I’d just been to see a work friend who’d just had a baby. And she let me hold him while she went to the loo.

It happens every time...I find myself feeling things...things I can’t describe. (She inhales the scent of the dress again.)

I remember reading about a mother who’d lost a child. A motorcyclist knocked the little girl off her bike. She was only eight. By the time she got to the hospital the child was dead. The mother used to go to the little girl’s wardrobe and smell her clothes...just to inhale her scent.

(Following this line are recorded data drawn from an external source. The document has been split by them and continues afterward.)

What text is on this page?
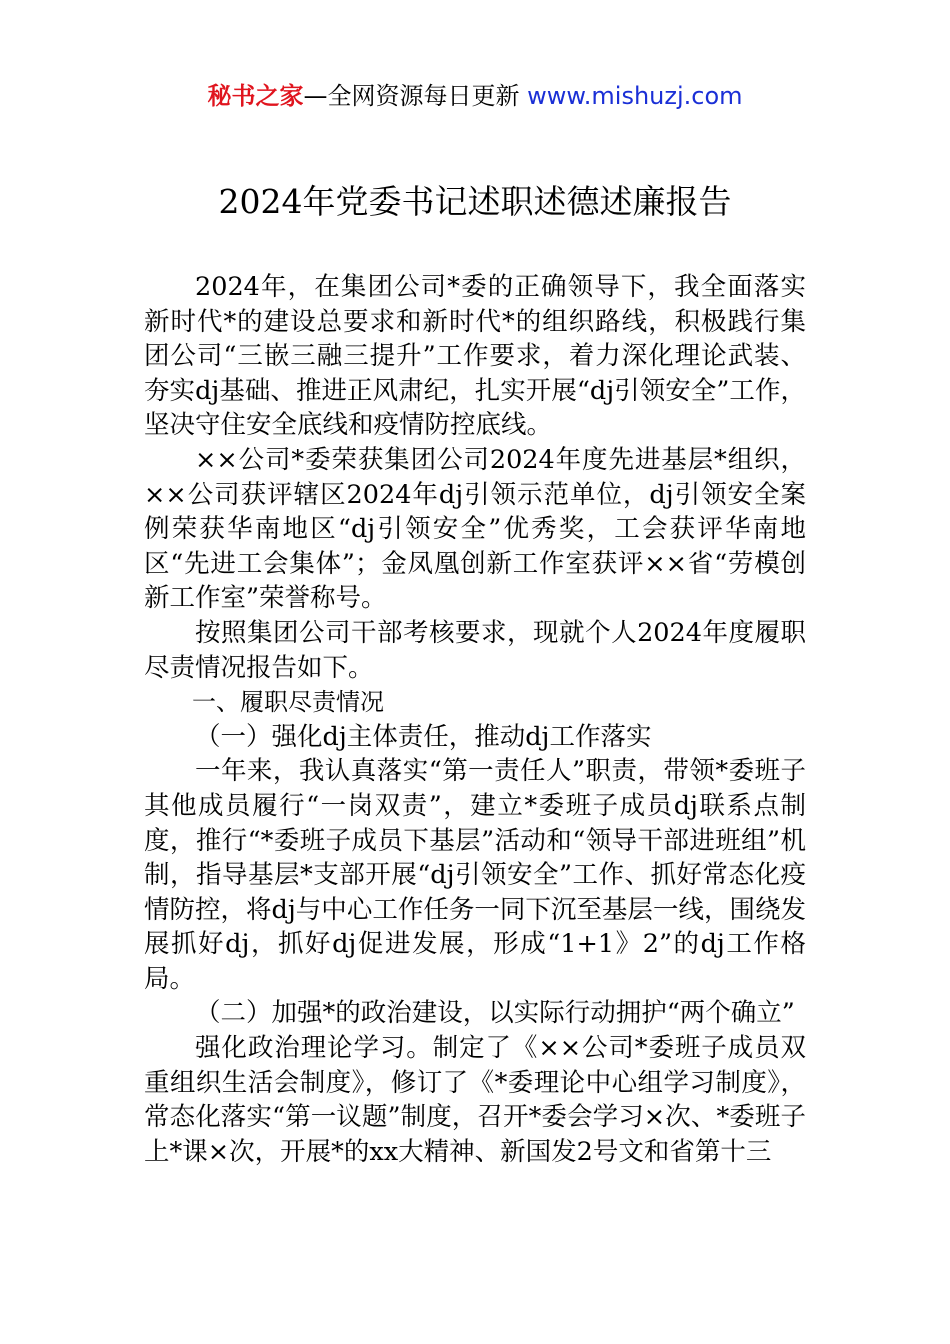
秘书之家—全网资源每日更新 www.mishuzj.com
2024年党委书记述职述德述廉报告

2024年，在集团公司*委的正确领导下，我全面落实新时代*的建设总要求和新时代*的组织路线，积极践行集团公司“三嵌三融三提升”工作要求，着力深化理论武装、夯实dj基础、推进正风肃纪，扎实开展“dj引领安全”工作，坚决守住安全底线和疫情防控底线。

××公司*委荣获集团公司2024年度先进基层*组织，××公司获评辖区2024年dj引领示范单位，dj引领安全案例荣获华南地区“dj引领安全”优秀奖，工会获评华南地区“先进工会集体”；金凤凰创新工作室获评××省“劳模创新工作室”荣誉称号。

按照集团公司干部考核要求，现就个人2024年度履职尽责情况报告如下。

一、履职尽责情况

（一）强化dj主体责任，推动dj工作落实

一年来，我认真落实“第一责任人”职责，带领*委班子其他成员履行“一岗双责”，建立*委班子成员dj联系点制度，推行“*委班子成员下基层”活动和“领导干部进班组”机制，指导基层*支部开展“dj引领安全”工作、抓好常态化疫情防控，将dj与中心工作任务一同下沉至基层一线，围绕发展抓好dj，抓好dj促进发展，形成“1+1》2”的dj工作格局。

（二）加强*的政治建设，以实际行动拥护“两个确立”

强化政治理论学习。制定了《××公司*委班子成员双重组织生活会制度》，修订了《*委理论中心组学习制度》，常态化落实“第一议题”制度，召开*委会学习×次、*委班子上*课×次，开展*的xx大精神、新国发2号文和省第十三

(She puts it down carefully, reverently.)

One good thing about growing older. Nobody invites you to baby showers anymore. Sometimes I just didn't go. Made some excuse about work. (Mimics) "You career girls! You’d better watch out or you’ll leave your run too late.”

“Oh you and Harry are so good with kids, Catherine. You should have some of your own!"

“Ok Mum, just popping down to Harrod’s to pick up some kids!”

"Oh no...you should to go Marks and Spencer’s. They’ve got them on special there!"

There’s always some jerk: “Well, if you need any help....”

18 IVF cycles over 11 years, in five different countries! I lose my memory. I’m exhausted. Not as... capable. All those needles. (Beat.)

(She picks up the infant dress again, caressing it tenderly.)

But there are other women who can help ...who can carry you. (Beat.) I haven’t explained it to Daddy yet.

(She turns the following phrase over, enjoying the strange newness of it.)

Our bun...her oven. (She fondles the dress again.) Baby clothes never really go out of fashion.

(She sighs. She stops and listens. Perhaps she’s heard something? She touches the glory box protectively. There is no one there.)

Mum says it's the silence you notice when your kids leave home. There's silence when they never arrive, too.

(She lifts the dress and inhales.)

(Beginning wistfully and ending passionately.) One day this will smell of vomit and pooh and talcum powder and I'll be sick of washing it, and when you’re too big for it, I'll put it back in the box, and then later when you’re a teenager, I'll take it out and show you and say, "Look how tiny you were!” And you’ll say, "Aw, Mum - I can't believe you kept that!"